Taxpayers can cop a $1 million fine, which is about 5,000 penalty units, if they’re found to be using these illegal services to intentionally falsify sales figures.
“These tools serve no purpose other than intentional tax evasion. They can be used to delete, change or falsify electronic point of sales (POS) records and are often referred to as phantomware or zappers,” said ATO commissioner Matthew Bambrick.
“We know these tools are being used by dodgy businesses, and now that we have legislation passed that specifically sets out sanctions, we can also go after the manufacturers and suppliers,” he said.
“Businesses using legitimate POS software shouldn’t be concerned – we can tell the difference between a salesperson correcting an error when ringing up a sale and the deliberate manipulation of sales data,” he said.
The ATO acknowledged some businesses may have accidentally purchased dodgy software with an ESST function, and has encouraged them to come forward.

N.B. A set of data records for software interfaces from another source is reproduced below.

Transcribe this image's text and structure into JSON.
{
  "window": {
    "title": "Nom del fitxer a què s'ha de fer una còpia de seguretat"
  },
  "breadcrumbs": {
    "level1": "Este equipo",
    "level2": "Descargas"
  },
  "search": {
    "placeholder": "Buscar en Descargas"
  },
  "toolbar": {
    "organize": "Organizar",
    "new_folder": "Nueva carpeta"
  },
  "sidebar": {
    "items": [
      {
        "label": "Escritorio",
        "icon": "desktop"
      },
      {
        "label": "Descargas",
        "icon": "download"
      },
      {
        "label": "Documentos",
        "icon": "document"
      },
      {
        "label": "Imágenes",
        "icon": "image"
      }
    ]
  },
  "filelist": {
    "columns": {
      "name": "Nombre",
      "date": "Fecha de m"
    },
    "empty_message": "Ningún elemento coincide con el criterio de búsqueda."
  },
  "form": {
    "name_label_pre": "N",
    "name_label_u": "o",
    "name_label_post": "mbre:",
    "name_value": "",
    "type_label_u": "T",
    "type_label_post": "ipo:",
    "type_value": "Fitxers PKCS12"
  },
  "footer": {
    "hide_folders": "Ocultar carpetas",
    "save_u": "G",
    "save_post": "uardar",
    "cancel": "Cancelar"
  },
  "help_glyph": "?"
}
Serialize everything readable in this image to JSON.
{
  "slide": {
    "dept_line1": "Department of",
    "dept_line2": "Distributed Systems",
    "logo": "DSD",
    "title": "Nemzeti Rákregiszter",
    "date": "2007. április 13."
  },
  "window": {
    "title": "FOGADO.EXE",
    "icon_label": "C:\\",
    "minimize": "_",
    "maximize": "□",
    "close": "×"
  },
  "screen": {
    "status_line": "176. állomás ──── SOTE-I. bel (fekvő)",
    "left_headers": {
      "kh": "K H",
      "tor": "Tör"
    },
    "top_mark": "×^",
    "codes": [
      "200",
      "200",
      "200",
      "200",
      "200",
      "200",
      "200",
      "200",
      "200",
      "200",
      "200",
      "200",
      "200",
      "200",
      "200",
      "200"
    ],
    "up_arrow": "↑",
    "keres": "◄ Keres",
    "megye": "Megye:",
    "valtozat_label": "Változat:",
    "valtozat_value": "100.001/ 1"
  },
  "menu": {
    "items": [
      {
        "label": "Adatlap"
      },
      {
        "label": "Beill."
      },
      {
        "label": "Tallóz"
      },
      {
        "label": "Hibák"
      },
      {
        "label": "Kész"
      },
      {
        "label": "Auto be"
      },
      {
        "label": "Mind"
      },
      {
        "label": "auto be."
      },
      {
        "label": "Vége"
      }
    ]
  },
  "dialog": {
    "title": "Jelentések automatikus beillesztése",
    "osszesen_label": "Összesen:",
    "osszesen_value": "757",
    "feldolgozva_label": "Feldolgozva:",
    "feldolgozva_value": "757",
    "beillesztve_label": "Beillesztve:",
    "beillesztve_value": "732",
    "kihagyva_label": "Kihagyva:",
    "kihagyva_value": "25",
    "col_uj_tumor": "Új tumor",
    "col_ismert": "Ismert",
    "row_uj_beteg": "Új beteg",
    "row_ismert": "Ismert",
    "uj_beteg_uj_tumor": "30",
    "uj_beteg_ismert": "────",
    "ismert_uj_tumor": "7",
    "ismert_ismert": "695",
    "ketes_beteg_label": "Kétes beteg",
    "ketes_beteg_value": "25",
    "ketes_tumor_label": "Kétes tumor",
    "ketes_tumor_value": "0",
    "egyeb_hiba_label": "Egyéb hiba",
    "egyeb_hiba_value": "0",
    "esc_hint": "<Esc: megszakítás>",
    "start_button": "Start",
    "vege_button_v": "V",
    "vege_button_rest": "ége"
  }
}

“Businesses that have acquired an ESST on their software before the legislation was first announced on 9 May 2017 have a six-month transitional period until 3 April 2019 to let us know about it without any penalty being applied,” Mr Bambrick said.
“We will be sending letters to businesses that we believe may have an ESST in their POS system to inform them to take action,” he said.
“I urge all businesses to keep detailed records of every transaction so you can explain any adjustments or calculations for tax purposes,” he said.